The Othmar Huber Collection at the Albertina
From 8 November 2024 to 9 February 2025, the Albertina exhibits the art collection of Swiss ophthalmologist Othmar Huber (1892, Aargau – 1979, Glarus, Switzerland)
Source: Albertina, Vienna · Image: August Macke, “The Port of Duisburg”, 1914 · Museum of Fine Arts Berne, Othmar Huber Foundation.
The art collection of Swiss ophthalmologist Othmar Huber (1892, Aargau – 1979, Glarus, Switzerland) reflects the collector’s life and passions. Against the backdrop of his medical training and experiences in a wartime field hospital, Huber was inspired by Paul Klee’s statement that “art … makes visible.”
As an experimental collector, Othmar Huber was quick to recognize the qualities of artists whose works had not yet become expensive brand name items. He thus acquired pictures by Klee and Kandinsky, Jawlensky, and Werefkin as early as the 1930s.
1939 saw the “Verwertungsstelle” of Germany’s National Socialist regime offer “degenerate art” for sale in an auction entitled “Modern Masters from German Museums” at Galerie Fischer in Lucerne. Huber feared that the Nazis would destroy those works that could not be sold, which did indeed come to pass later on. To fund his purchases of “degenerate art” by Marc, Macke, and Picasso, Huber had to sell the lion’s share of his existing collection: “What I continually gave away in exchange would hardly have made a worse collection than the present one.” His decisions were always spontaneous: “Whenever I hesitated in front of a picture and asked myself how I’d be able to pay for it or where I’d want to hang it, I knew it wasn’t a strong artwork.”

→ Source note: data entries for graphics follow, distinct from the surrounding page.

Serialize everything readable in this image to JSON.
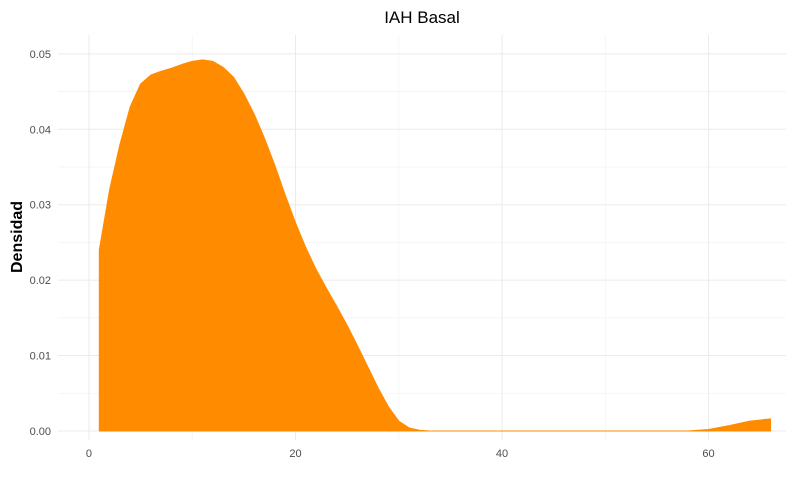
{
  "chart_data": {
    "type": "area",
    "title": "IAH Basal",
    "xlabel": "",
    "ylabel": "Densidad",
    "xlim": [
      -3,
      67.5
    ],
    "ylim": [
      -0.0012,
      0.0525
    ],
    "x_ticks": [
      0,
      20,
      40,
      60
    ],
    "x_tick_labels": [
      "0",
      "20",
      "40",
      "60"
    ],
    "y_ticks": [
      0.0,
      0.01,
      0.02,
      0.03,
      0.04,
      0.05
    ],
    "y_tick_labels": [
      "0.00",
      "0.01",
      "0.02",
      "0.03",
      "0.04",
      "0.05"
    ],
    "grid": true,
    "fill_color": "#FF8C00",
    "series": [
      {
        "x": [
          1,
          2,
          3,
          4,
          5,
          6,
          7,
          8,
          9,
          10,
          11,
          12,
          13,
          14,
          15,
          16,
          17,
          18,
          19,
          20,
          21,
          22,
          23,
          24,
          25,
          26,
          27,
          28,
          29,
          30,
          31,
          32,
          33,
          34,
          35,
          40,
          45,
          50,
          55,
          58,
          60,
          62,
          64,
          66
        ],
        "y": [
          0.024,
          0.032,
          0.038,
          0.043,
          0.046,
          0.0472,
          0.0477,
          0.0481,
          0.0486,
          0.049,
          0.0492,
          0.049,
          0.0482,
          0.0469,
          0.0447,
          0.042,
          0.0388,
          0.0352,
          0.0313,
          0.0276,
          0.0243,
          0.0214,
          0.0189,
          0.0165,
          0.014,
          0.0113,
          0.0085,
          0.0057,
          0.0032,
          0.0013,
          0.0004,
          0.0001,
          0.0,
          0.0,
          0.0,
          0.0,
          0.0,
          0.0,
          0.0,
          0.0,
          0.0002,
          0.0007,
          0.0013,
          0.0016
        ]
      }
    ]
  }
}
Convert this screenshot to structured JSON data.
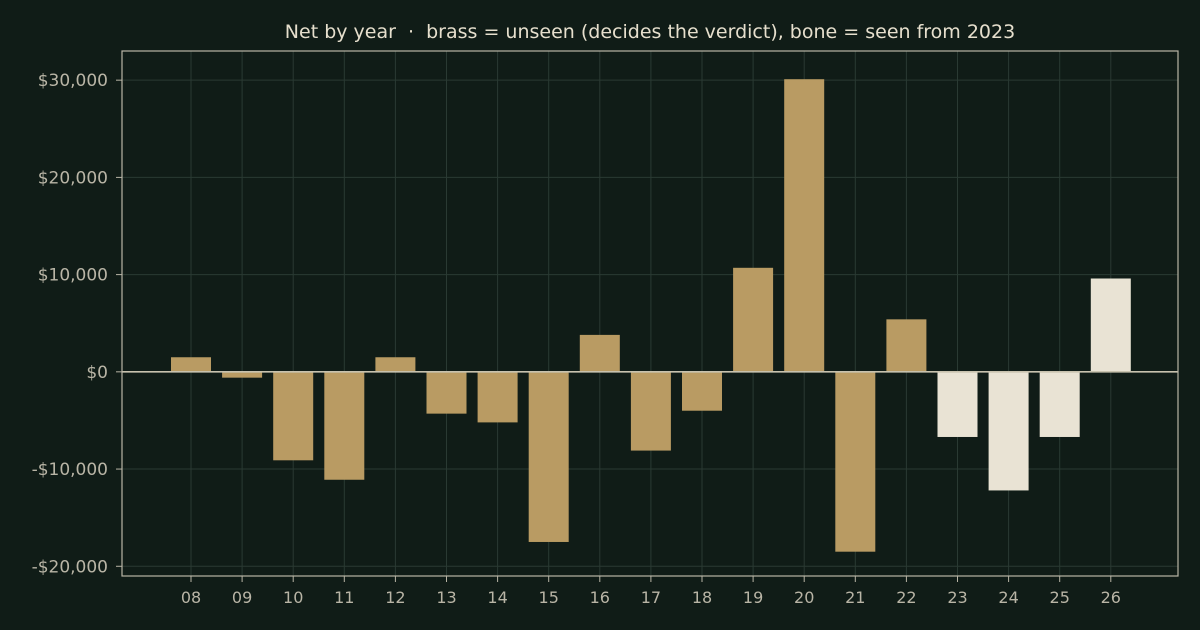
{
  "chart_data": {
    "type": "bar",
    "title": "Net by year  ·  brass = unseen (decides the verdict), bone = seen from 2023",
    "xlabel": "",
    "ylabel": "",
    "categories": [
      "08",
      "09",
      "10",
      "11",
      "12",
      "13",
      "14",
      "15",
      "16",
      "17",
      "18",
      "19",
      "20",
      "21",
      "22",
      "23",
      "24",
      "25",
      "26"
    ],
    "values": [
      1500,
      -600,
      -9100,
      -11100,
      1500,
      -4300,
      -5200,
      -17500,
      3800,
      -8100,
      -4000,
      10700,
      30100,
      -18500,
      5400,
      -6700,
      -12200,
      -6700,
      9600
    ],
    "groups": [
      "unseen",
      "unseen",
      "unseen",
      "unseen",
      "unseen",
      "unseen",
      "unseen",
      "unseen",
      "unseen",
      "unseen",
      "unseen",
      "unseen",
      "unseen",
      "unseen",
      "unseen",
      "seen",
      "seen",
      "seen",
      "seen"
    ],
    "colors": {
      "unseen": "#b99b63",
      "seen": "#e9e3d4"
    },
    "ylim": [
      -21000,
      33000
    ],
    "yticks": [
      -20000,
      -10000,
      0,
      10000,
      20000,
      30000
    ],
    "ytick_labels": [
      "-$20,000",
      "-$10,000",
      "$0",
      "$10,000",
      "$20,000",
      "$30,000"
    ],
    "grid": true,
    "legend": "none"
  }
}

Shortly prior to his death in 1979, Huber established a foundation to which he transferred the works he had collected—and the paintings now exhibited here, normally kept at the Museum of Fine Arts Berne and Kunsthaus Glarus, are on loan from this Othmar Huber Foundation.
Since 2020, the Othmar Huber Collection has enriched the permanent exhibition Monet to Picasso. The Batliner Collection by 15 selected works, rounding out the existing presentation by high-caliber key works of modernism. The exhibition The Huber Collection now provides an opportunity to view the entire range of works acquired by this experimental collector. Curators: Constanze Malissa, Matthias Frehner.